5. The regional ecological harmony random forest prediction method according to claim 4, characterized in that: step (1) includes the following three main steps:

A. Bootstrap sampling: if the size of the training set is N, for each tree, randomly select n training samples from the training set with replacement as the training set of the tree;

B. Random features: If the feature dimension of each sample is M, specify a constant m<<M, randomly select m feature subsets from M features, and select the most feature from these m features each time the tree is split. Excellent;

C. Each tree grows to its maximum extent and has not been pruned.

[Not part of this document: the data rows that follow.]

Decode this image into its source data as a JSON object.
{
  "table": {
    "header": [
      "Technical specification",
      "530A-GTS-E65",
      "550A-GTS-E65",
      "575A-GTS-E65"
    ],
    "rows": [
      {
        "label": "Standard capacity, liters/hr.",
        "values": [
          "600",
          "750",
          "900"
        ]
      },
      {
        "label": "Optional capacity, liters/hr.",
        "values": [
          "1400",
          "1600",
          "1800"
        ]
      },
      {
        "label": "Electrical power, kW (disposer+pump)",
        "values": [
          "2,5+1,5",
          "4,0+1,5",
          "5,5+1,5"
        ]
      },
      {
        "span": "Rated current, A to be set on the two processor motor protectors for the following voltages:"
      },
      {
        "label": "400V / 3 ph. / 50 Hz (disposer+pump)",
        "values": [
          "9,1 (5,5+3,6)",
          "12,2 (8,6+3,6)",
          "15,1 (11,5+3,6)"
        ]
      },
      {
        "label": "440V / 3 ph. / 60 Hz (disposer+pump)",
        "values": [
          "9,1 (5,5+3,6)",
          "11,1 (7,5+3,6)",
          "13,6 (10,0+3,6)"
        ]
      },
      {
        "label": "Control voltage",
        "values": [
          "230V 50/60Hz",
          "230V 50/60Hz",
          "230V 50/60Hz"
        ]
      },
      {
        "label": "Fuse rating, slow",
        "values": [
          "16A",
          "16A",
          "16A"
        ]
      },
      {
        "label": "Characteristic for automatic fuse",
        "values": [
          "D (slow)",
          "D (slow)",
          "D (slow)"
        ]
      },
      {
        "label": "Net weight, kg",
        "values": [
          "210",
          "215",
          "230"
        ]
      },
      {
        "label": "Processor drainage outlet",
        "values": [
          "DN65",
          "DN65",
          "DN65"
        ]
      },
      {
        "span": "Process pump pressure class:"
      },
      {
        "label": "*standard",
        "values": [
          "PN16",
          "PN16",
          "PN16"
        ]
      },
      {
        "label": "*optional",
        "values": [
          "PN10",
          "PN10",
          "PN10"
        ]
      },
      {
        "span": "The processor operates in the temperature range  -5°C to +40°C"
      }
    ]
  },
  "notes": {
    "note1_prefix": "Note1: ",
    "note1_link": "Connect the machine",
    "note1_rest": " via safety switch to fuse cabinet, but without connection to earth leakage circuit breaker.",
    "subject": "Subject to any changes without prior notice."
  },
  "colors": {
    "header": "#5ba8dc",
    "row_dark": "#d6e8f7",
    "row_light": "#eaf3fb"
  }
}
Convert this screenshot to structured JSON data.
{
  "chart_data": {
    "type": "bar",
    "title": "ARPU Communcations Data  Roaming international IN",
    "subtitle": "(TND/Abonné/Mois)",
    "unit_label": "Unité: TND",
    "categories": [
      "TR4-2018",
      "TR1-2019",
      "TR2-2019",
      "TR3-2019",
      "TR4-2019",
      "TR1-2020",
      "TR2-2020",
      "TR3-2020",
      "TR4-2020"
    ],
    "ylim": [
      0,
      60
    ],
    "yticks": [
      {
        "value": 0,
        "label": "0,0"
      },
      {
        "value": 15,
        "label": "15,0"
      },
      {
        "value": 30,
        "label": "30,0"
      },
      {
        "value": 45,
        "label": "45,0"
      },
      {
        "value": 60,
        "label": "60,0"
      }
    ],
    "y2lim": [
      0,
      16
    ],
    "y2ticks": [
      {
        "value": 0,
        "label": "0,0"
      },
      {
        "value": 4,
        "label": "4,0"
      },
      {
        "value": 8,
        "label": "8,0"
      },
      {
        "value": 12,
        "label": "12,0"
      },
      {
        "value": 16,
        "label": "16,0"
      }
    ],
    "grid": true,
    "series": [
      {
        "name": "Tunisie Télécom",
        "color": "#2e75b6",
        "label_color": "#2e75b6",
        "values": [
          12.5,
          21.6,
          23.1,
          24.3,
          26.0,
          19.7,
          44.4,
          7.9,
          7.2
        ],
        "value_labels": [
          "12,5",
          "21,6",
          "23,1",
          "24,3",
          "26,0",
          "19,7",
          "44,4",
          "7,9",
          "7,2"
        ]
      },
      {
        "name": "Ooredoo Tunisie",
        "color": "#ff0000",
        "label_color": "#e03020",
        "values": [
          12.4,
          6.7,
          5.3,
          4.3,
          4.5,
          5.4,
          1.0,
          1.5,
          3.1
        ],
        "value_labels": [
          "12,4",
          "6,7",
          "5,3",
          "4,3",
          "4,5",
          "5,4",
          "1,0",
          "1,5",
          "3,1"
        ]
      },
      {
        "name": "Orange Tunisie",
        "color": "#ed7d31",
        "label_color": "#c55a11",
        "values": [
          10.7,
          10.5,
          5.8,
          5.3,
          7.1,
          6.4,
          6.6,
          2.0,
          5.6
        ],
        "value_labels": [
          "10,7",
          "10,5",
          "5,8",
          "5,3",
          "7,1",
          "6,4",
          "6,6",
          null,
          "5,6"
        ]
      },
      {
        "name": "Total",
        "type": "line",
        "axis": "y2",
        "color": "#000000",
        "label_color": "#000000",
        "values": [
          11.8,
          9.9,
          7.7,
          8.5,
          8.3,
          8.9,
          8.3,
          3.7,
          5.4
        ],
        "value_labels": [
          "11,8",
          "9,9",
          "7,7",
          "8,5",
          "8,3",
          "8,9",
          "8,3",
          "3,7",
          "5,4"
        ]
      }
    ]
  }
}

6. The regional ecological harmony random forest prediction method according to claim 5, characterized in that: step (2) is specifically:

is the true value of the result

is the estimated value of the result;

The predictive indicator MAE (Mean Absolute Error) represents the mean absolute error, value range: [0,+∞); when the predicted value is completely consistent with the real value, it is equal to 0, that is, the perfect model; the larger the error, the larger the MAE value:

The predictive indicator MAPE (Mean Absolute Percentage Error) represents the mean absolute percentage error, value range: [0,+∞); when the predicted value is completely consistent with the real value, it is equal to 0, that is, the perfect model; the larger the error, the larger the MAE value:

.

7. The regional ecological harmony random forest prediction method according to claim 6, characterized in that: step (3) is specifically: using the classic parameter adjustment method in machine learning, the number of established trees, the selection method of the largest feature, The maximum depth of the tree, the number of samples required for the minimum split of nodes, the minimum number of samples of leaf nodes, whether to randomly select the most suitable parameter combination, and whether to adjust by Bayesian optimization.